The widely divergent mix of assignments has given him a unique perspective, he said, including the many differences between Native American and more traditional white congregations.

“On the reservations, you see the effects of poverty and alcoholism plus prejudice, isolation and harsh weather,” he says. “Their needs are much more difficult than the suburbanites.”

“But the Indian people are good people,” Fr. Pat stresses. “They all have extended families, usually led by a grandmother, and are very supportive of one another.”

He has kind words for the Green Bay Diocese as well.

“I am appreciative to the diocese for allowing me to come in and be part of the ministry,” he says. “I have been well-impressed. They are a wonderful group of priests, very prayerful and dedicated.”

There will be many things he will miss about active ministry.

“Celebrating Mass with the people is an experience of community of faith and communion with God and Christ,” Fr. Pat says. “Within the church, there is nothing all parishioners have in common but shared faith. That is what holds them together.”

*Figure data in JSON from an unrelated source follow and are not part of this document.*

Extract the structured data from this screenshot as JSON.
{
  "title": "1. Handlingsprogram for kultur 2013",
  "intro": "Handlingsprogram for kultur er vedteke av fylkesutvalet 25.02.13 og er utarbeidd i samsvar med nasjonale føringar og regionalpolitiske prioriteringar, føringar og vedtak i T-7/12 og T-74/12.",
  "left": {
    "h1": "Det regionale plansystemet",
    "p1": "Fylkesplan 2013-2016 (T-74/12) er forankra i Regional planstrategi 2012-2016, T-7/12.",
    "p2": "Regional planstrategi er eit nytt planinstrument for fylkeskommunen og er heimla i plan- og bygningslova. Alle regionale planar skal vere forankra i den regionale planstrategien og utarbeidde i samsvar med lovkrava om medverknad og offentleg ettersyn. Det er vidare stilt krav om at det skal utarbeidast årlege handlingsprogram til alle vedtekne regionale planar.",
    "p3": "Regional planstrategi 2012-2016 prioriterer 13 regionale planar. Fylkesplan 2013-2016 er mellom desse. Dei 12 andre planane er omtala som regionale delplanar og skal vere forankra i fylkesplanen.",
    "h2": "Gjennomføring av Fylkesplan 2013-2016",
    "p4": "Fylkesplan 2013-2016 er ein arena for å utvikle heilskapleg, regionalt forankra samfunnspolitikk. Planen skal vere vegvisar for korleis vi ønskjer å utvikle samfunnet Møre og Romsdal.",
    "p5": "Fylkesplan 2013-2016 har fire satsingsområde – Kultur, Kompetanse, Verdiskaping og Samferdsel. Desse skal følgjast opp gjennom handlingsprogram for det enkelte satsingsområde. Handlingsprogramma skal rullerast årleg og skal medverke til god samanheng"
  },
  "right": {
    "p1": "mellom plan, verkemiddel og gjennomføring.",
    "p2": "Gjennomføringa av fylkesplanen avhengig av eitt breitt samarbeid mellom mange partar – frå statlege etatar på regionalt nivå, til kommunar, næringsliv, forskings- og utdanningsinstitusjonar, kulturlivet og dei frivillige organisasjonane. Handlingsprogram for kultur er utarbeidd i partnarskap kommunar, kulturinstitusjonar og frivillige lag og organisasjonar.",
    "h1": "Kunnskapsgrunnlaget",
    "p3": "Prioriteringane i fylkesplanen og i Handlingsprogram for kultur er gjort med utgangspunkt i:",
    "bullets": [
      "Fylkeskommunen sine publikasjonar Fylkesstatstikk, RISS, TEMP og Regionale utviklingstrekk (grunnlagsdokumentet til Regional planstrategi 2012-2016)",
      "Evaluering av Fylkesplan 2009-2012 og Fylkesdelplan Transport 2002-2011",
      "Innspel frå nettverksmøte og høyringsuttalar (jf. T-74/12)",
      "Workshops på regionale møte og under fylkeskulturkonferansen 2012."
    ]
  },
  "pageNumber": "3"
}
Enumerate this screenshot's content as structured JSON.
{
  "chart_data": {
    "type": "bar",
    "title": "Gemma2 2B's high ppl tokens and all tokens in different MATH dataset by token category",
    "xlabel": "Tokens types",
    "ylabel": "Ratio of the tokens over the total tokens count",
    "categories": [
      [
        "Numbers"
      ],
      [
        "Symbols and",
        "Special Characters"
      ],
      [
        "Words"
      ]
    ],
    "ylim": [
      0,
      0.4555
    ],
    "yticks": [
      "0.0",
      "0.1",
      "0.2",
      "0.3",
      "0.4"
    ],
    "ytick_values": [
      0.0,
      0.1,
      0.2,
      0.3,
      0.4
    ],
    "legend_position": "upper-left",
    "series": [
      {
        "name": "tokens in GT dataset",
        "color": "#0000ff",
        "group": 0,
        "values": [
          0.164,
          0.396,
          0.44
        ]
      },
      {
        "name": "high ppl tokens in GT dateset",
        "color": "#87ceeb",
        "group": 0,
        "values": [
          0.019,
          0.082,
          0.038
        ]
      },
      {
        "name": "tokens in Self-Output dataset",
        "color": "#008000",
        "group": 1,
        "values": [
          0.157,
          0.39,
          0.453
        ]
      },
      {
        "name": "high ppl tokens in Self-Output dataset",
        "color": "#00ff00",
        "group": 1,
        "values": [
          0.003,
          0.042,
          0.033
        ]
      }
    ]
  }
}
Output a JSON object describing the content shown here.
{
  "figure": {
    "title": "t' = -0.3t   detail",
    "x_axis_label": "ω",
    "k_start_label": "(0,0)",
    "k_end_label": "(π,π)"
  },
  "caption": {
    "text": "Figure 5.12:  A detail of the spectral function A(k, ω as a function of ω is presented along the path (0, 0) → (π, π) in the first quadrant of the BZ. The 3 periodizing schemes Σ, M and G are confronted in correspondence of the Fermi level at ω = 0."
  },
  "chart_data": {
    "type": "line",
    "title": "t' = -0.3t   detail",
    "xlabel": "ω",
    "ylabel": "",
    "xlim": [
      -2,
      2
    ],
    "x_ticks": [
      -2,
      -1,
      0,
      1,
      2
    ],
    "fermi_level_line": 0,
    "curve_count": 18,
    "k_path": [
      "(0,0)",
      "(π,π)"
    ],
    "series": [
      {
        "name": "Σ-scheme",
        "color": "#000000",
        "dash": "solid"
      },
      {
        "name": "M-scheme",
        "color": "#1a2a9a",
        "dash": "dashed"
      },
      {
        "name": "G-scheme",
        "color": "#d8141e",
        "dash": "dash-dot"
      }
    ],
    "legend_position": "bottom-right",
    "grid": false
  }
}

Following retirement, Fr. Pat will be based at Pinellas Park, Fla., home to a Priests of the Sacred Heart community of about 10 members.

“We will share life in common, prayer, Mass and adoration,” he said. “It’s our calling to be men of prayer, reflective and contemplative.”

And after a lifetime serving the Lord through churches and schools, in suburban churches, small parishes and on Native American reservations, he hopes to catch up on his reading, tackling St. John Paul II’s massive “Theology of the Body.”

He has other plans as well. “I might go fishing too,” he says.